For our project, we chose our agent to solve a Jumping Puzzle. The Jumping Puzzle has a start and
a destination block. The agent must get from the start to the destination block. However, unlike
regular mazes, mazes in the Jumping Puzzle have missing blocks that the agent can fall through. The
agent must avoid these gaps and successfully reach the destination block. Our input semantics will
be the generated maze mission. The agent will not be aware of its environment and only has information
about the current state. The output of each mission will be the path the agent found and a cost of
the path the agent found from the optimal path.
The ability for a character to jump is a key mechanism in many successful games. Jumping Puzzles
takes this mechanism to a whole new level in which the player’s knowledge of where to jump and
when to jump can decide whether they pass the level or not. Games like Guild Wars and Assassin’s
creed implement this feature to some extent while games like Super Mario are based entirely on
Jumping Puzzles.

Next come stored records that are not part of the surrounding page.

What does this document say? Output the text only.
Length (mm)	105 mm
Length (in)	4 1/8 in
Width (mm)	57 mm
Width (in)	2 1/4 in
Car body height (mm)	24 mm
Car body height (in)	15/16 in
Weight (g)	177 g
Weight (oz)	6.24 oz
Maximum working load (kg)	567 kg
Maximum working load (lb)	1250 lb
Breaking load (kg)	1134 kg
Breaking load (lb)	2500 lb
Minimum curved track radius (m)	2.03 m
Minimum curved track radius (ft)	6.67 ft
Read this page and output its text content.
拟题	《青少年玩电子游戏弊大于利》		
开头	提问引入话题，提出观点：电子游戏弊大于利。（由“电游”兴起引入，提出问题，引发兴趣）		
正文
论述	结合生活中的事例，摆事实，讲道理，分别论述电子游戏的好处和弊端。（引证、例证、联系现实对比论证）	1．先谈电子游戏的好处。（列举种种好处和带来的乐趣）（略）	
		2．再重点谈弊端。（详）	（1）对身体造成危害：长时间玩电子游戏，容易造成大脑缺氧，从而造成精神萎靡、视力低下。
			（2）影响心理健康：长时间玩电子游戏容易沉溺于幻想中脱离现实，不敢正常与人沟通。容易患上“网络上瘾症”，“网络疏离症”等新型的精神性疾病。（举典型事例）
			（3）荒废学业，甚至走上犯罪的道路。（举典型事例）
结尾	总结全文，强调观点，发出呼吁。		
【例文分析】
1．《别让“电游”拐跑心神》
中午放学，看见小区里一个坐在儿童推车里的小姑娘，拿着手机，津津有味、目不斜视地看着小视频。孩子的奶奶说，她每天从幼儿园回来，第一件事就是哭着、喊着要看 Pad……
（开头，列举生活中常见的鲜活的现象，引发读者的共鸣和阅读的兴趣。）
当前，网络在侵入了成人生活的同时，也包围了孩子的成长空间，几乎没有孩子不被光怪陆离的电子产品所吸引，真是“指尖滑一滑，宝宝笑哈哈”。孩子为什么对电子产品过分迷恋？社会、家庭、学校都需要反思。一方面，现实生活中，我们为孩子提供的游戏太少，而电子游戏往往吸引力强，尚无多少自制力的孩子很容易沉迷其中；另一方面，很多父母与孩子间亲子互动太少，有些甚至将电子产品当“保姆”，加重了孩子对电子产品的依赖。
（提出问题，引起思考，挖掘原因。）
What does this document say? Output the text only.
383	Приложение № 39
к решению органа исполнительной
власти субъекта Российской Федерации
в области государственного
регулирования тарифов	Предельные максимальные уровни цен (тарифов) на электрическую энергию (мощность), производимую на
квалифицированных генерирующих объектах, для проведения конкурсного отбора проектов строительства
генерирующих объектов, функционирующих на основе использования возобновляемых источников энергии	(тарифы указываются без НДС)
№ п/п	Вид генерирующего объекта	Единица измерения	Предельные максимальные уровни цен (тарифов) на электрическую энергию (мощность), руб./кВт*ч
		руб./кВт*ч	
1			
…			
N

A Jumping Puzzle AI would allow game developers to test whether a Jumping Puzzle
is able to be completed/whether it is too easy or hard. The field of robotics is fairly new but that
doesn’t stop researchers from having visions of robots saving people from catastrophes or fighting
in wars in place of humans. Like Minecraft, the real world is not just flat lands. If a robot is
going to perform those functions, it will need to be able to, not only walk, but to learn to climb
and maybe even jump! That is why we find a Jumping Puzzle AI to be very interesting and we hope to
potentially unearth many more applications it has on the world.
We plan on using Monte Carlo Policy Evaluation to find the optimal path of a puzzle. We then hope to
use reinforcement learning to train our agent on the optimal path to be able to solve any Jumping Puzzle.
Based on the optimal path and the path given by our agent at the end of the mission, we calculate
the cost of the generated path. The reinforcement learning will optimize the cost and converge to
an optimal value. To verify that our algorithm works, we will measure the error at each iteration
and see whether it decreases monotonically and whether it converges to a final value.
To verify if our agent is properly trained, we will give it a puzzle it has never seen before and
ask it to solve it. We will consider the project a success if the cost generated is within a threshold
from the optimal path. As a sanity case, we will use a simple maze. It will likely have a small number
of blocks and a few missing blocks. It would not have to find the optimal path but only be able to solve
the puzzle. Our moonshot case is solving a large puzzle with sparse blocks that have large gaps between
blocks. It would find the optimal path.